2. Het geding in hoger beroep
[appellant 1] is bij dagvaarding van 30 april 2021 in hoger beroep gekomen van vonnissen van de rechtbank Noord-Holland van 3 juli 2019 en 3 februari 2021 (hierna: het bestreden vonnis), onder bovenvermeld zaaknummer gewezen tussen [appellant 1] als eiser in conventie / verweerder in reconventie en [geïntimeerde 1] als gedaagde in conventie / eiser in reconventie, [geïntimeerde 3] als gedaagde in conventie / eiseres tot voeging in reconventie en [geïntimeerde 4] als tussenkomende partij in conventie / verweerster in reconventie.
Het vonnis is op 6 mei 2021 ingeschreven in het register zoals bedoeld in artikel 433 Rv.
Partijen hebben daarna de volgende stukken ingediend:
- memorie van grieven, tevens wijziging eis, met producties;
- memorie van antwoord van de zijde van [geïntimeerde 1] en [geïntimeerde 3] , met producties;
- memorie van antwoord van de zijde van [geïntimeerde 4] ;
- akte van de zijde van [appellant 1] met producties d.d. 28 oktober 2022;
- productie D van de zijde van [geïntimeerde 1] en [geïntimeerde 3] d.d. 31 oktober 2022;
- productie HB 9 van de zijde van [appellant 1] d.d. 31 oktober 2022.
Partijen hebben de zaak ter zitting van 15 november 2022 doen bepleiten, [appellant 1] door mr.
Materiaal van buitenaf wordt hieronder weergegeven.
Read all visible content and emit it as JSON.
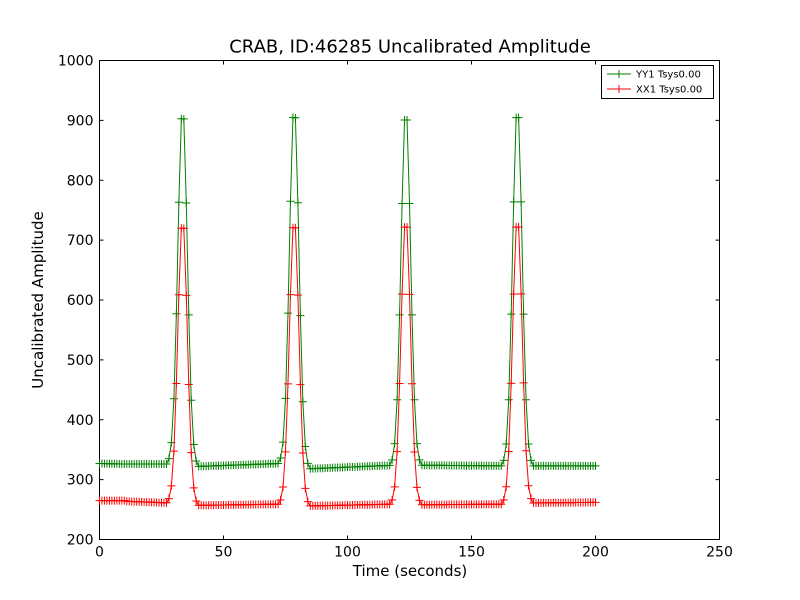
{
  "chart_data": {
    "type": "line",
    "title": "CRAB, ID:46285 Uncalibrated Amplitude",
    "xlabel": "Time (seconds)",
    "ylabel": "Uncalibrated Amplitude",
    "xlim": [
      0,
      250
    ],
    "ylim": [
      200,
      1000
    ],
    "xticks": [
      0,
      50,
      100,
      150,
      200,
      250
    ],
    "yticks": [
      200,
      300,
      400,
      500,
      600,
      700,
      800,
      900,
      1000
    ],
    "grid": false,
    "legend_position": "top-right",
    "marker": "+",
    "sample_interval_seconds": 1,
    "series": [
      {
        "name": "YY1 Tsys0.00",
        "color": "#008000",
        "x_start": 0,
        "x_end": 200,
        "baseline_segments": [
          {
            "from": 0,
            "to": 10,
            "start": 327,
            "end": 326
          },
          {
            "from": 10,
            "to": 28,
            "start": 326,
            "end": 326
          },
          {
            "from": 39,
            "to": 73,
            "start": 322,
            "end": 327
          },
          {
            "from": 84,
            "to": 118,
            "start": 318,
            "end": 324
          },
          {
            "from": 129,
            "to": 163,
            "start": 324,
            "end": 323
          },
          {
            "from": 174,
            "to": 200,
            "start": 323,
            "end": 323
          }
        ],
        "peaks": [
          {
            "center": 33.5,
            "height": 923,
            "width": 1.9
          },
          {
            "center": 78.5,
            "height": 925,
            "width": 1.9
          },
          {
            "center": 123.5,
            "height": 921,
            "width": 1.9
          },
          {
            "center": 168.5,
            "height": 925,
            "width": 1.9
          }
        ]
      },
      {
        "name": "XX1 Tsys0.00",
        "color": "#ff0000",
        "x_start": 0,
        "x_end": 200,
        "baseline_segments": [
          {
            "from": 0,
            "to": 10,
            "start": 265,
            "end": 265
          },
          {
            "from": 10,
            "to": 28,
            "start": 264,
            "end": 261
          },
          {
            "from": 39,
            "to": 73,
            "start": 257,
            "end": 259
          },
          {
            "from": 84,
            "to": 118,
            "start": 256,
            "end": 259
          },
          {
            "from": 129,
            "to": 163,
            "start": 258,
            "end": 259
          },
          {
            "from": 174,
            "to": 200,
            "start": 261,
            "end": 262
          }
        ],
        "peaks": [
          {
            "center": 33.5,
            "height": 736,
            "width": 1.9
          },
          {
            "center": 78.5,
            "height": 737,
            "width": 1.9
          },
          {
            "center": 123.5,
            "height": 738,
            "width": 1.9
          },
          {
            "center": 168.5,
            "height": 738,
            "width": 1.9
          }
        ]
      }
    ]
  }
}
Denninger voornoemd, [geïntimeerde 1] en [geïntimeerde 3] door mr. Mulder voornoemd en [geïntimeerde 4] door mr. Van Gelder voornoemd. De mrs. Denninger en Mulder hebben dit gedaan aan de hand van pleitnotities die zijn overgelegd.
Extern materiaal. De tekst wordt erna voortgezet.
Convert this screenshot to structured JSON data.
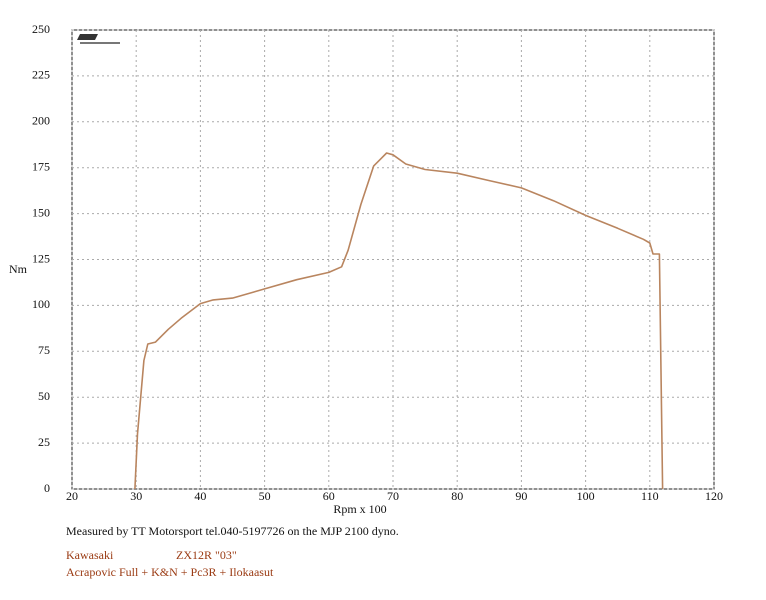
{
  "chart_data": {
    "type": "line",
    "y_label": "Nm",
    "x_label": "Rpm x 100",
    "note": "Measured by TT Motorsport tel.040-5197726 on the MJP 2100 dyno.",
    "make": "Kawasaki",
    "model": "ZX12R \"03\"",
    "modifications": "Acrapovic Full + K&N + Pc3R + Ilokaasut",
    "color": "#b9855f",
    "x": [
      29.8,
      30.2,
      31.2,
      31.8,
      33,
      35,
      37,
      40,
      42,
      45,
      50,
      55,
      60,
      62,
      63,
      65,
      67,
      69,
      70,
      72,
      75,
      80,
      85,
      90,
      95,
      100,
      105,
      109,
      110,
      110.5,
      111.5,
      112
    ],
    "values": [
      0,
      30,
      70,
      79,
      80,
      87,
      93,
      101,
      103,
      104,
      109,
      114,
      118,
      121,
      130,
      155,
      176,
      183,
      182,
      177,
      174,
      172,
      168,
      164,
      157,
      149,
      142,
      136,
      134,
      128,
      128,
      0
    ],
    "xlim": [
      20,
      120
    ],
    "ylim": [
      0,
      250
    ],
    "xticks": [
      20,
      30,
      40,
      50,
      60,
      70,
      80,
      90,
      100,
      110,
      120
    ],
    "yticks": [
      0,
      25,
      50,
      75,
      100,
      125,
      150,
      175,
      200,
      225,
      250
    ],
    "grid": true
  }
}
Partijen hebben na afloop van de zitting enige tijd schikkingsonderhandelingen gevoerd met elkaar. Op de rol van 21 februari 2023 is alsnog arrest gevraagd.
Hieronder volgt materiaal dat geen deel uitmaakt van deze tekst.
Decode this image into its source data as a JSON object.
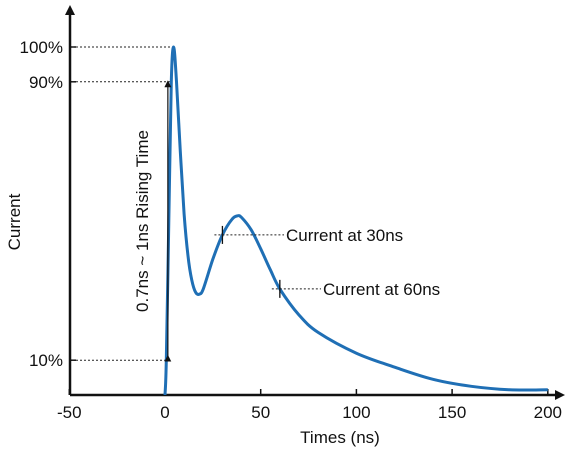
{
  "chart_data": {
    "type": "line",
    "title": "",
    "xlabel": "Times (ns)",
    "ylabel": "Current",
    "xlim": [
      -50,
      200
    ],
    "ylim": [
      0,
      100
    ],
    "x_ticks": [
      -50,
      0,
      50,
      100,
      150,
      200
    ],
    "x_tick_labels": [
      "-50",
      "0",
      "50",
      "100",
      "150",
      "200"
    ],
    "y_ticks": [
      10,
      90,
      100
    ],
    "y_tick_labels": [
      "10%",
      "90%",
      "100%"
    ],
    "grid": false,
    "legend": "none",
    "series": [
      {
        "color": "#1f6fb5",
        "points": [
          [
            0,
            0
          ],
          [
            0.7,
            10
          ],
          [
            2,
            50
          ],
          [
            3.3,
            90
          ],
          [
            4.5,
            100
          ],
          [
            6,
            90
          ],
          [
            8,
            70
          ],
          [
            10,
            52
          ],
          [
            12,
            40
          ],
          [
            14,
            33
          ],
          [
            16,
            29.5
          ],
          [
            18,
            29
          ],
          [
            20,
            30.5
          ],
          [
            25,
            39
          ],
          [
            30,
            46
          ],
          [
            35,
            50.5
          ],
          [
            38,
            51.5
          ],
          [
            40,
            51
          ],
          [
            45,
            47.5
          ],
          [
            50,
            42
          ],
          [
            55,
            36
          ],
          [
            60,
            30.5
          ],
          [
            70,
            23
          ],
          [
            80,
            18
          ],
          [
            100,
            12
          ],
          [
            120,
            8
          ],
          [
            140,
            4.5
          ],
          [
            160,
            2.5
          ],
          [
            180,
            1.5
          ],
          [
            200,
            1.5
          ]
        ]
      }
    ],
    "annotations": [
      {
        "text": "0.7ns ~ 1ns Rising Time",
        "from": [
          1.5,
          10
        ],
        "to": [
          1.5,
          90
        ]
      },
      {
        "text": "Current at 30ns",
        "x": 30,
        "y": 46
      },
      {
        "text": "Current at 60ns",
        "x": 60,
        "y": 30.5
      }
    ]
  }
}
[appellant 1] heeft geconcludeerd dat het hof het bestreden vonnis zal vernietigen en opnieuw rechtdoende in conventie een aantal verboden en geboden zal opleggen met betrekking tot het gebruik van het perceel van [appellant 1] , op straffe van een dwangsom. Daarnaast heeft [appellant 1] gevorderd dat het hof voor recht zal verklaren dat [appellant 1] gerechtigd is het perceel af te sluiten met een hek. Ten aanzien van de toegewezen vorderingen in reconventie heeft [appellant 1] geconcludeerd deze alsnog af te wijzen en een eventuele inschrijving van het vonnis in de openbare registers ongedaan te maken. Dit alles met beslissing over de proceskosten.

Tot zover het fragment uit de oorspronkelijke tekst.